Czech Republic hops harvest to be down by 26 pct in 2012, prices not expected to go up

PRAGUE – Fear not, beer lovers! The Czech hops harvest is expected to plummet by around a quarter this year due to bad weather — but there’s plenty of stock to quench the huge thirst both at home and abroad.

Czechs are by far the biggest beer drinkers in the world per capita and the Czech Republic is also one of the top producers of hops — the dried seed cones that give beer its bitter taste and aroma. Their hops are highly sought after and exported to about 80 countries, including Japan, China, Germany and Russia.

The Hop Growers Union of the Czech Republic said Friday preliminary figures show a yield of about 0.95 – 1.00 metric tons per hectare compared with the average of 1.11 metric tons per hectare. They cited freezing temperatures in February and a drought in spring.

The country’s overall production is expected to fall by 26 per cent to 4,500 metric tons from 6,088 metric tons in 2011.

Authorities say there are enough supplies following the exceptionally high harvests of the previous two years — and that prices are unlikely to rise.
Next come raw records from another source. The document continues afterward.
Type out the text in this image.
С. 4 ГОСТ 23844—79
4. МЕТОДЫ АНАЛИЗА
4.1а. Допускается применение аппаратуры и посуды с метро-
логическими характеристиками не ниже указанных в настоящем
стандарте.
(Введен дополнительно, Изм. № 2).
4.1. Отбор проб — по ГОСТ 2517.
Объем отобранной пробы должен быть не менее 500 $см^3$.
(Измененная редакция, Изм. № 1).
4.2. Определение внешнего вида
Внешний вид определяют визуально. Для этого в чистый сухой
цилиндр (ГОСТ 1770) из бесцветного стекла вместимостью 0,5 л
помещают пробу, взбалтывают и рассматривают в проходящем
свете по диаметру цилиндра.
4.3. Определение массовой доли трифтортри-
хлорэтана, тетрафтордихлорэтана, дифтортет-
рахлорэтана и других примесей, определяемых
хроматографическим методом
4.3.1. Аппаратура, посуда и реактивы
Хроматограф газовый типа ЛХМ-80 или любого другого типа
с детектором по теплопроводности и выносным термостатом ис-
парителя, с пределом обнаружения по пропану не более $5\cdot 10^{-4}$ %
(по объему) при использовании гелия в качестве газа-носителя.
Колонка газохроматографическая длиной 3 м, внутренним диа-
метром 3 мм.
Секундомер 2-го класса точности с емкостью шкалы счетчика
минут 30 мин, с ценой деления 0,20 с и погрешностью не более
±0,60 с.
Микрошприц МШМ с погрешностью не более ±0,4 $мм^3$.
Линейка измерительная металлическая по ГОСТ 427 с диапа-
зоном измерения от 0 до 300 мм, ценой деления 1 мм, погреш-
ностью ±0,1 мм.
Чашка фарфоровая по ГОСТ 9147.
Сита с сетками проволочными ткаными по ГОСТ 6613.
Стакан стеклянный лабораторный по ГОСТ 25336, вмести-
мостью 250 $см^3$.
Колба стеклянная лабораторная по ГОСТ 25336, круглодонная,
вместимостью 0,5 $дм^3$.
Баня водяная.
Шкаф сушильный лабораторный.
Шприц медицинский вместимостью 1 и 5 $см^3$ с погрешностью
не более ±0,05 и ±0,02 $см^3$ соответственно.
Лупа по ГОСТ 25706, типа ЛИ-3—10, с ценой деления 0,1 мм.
“This year’s harvest won’t have any significant impact on the price of hops,” said Bohumil Pazler, the chairman of the union.

Hops, soaring seven 7 metres (23 feet) into the air and supported by wire, have been cultivated on Czech territory for over 1,000 years. The heartland near the western towns of Zatec and Rakovnik provides an ideal climate for the local dominant brand known as Saaz, a fine aroma hop with a low concentration of alpha acids which give beer its bitter flavour.

Almost 80 per cent of hops production is exported — and more than two thirds of that is Saaz, which the Czechs call the “Roll Royce” among hops.

“The Czech Saaz is the best in the world,” Jiri Vesely, the Czech Beer and Malt Association executive director said.

In 2007, Saaz was granted the EU’s Protected Designation of Origin label as the top hops brand. It is used by brewers for premium products.

Exports to the United States crashed to virtually zero in the 1990s after the beer giant Anheuser Busch stopped using Czech hops as a response to the ongoing trademark dispute with the Czech state-run brewer Budejovicky Budvar and a refusal of the Czech government to sell Budvar to its U.S. rival.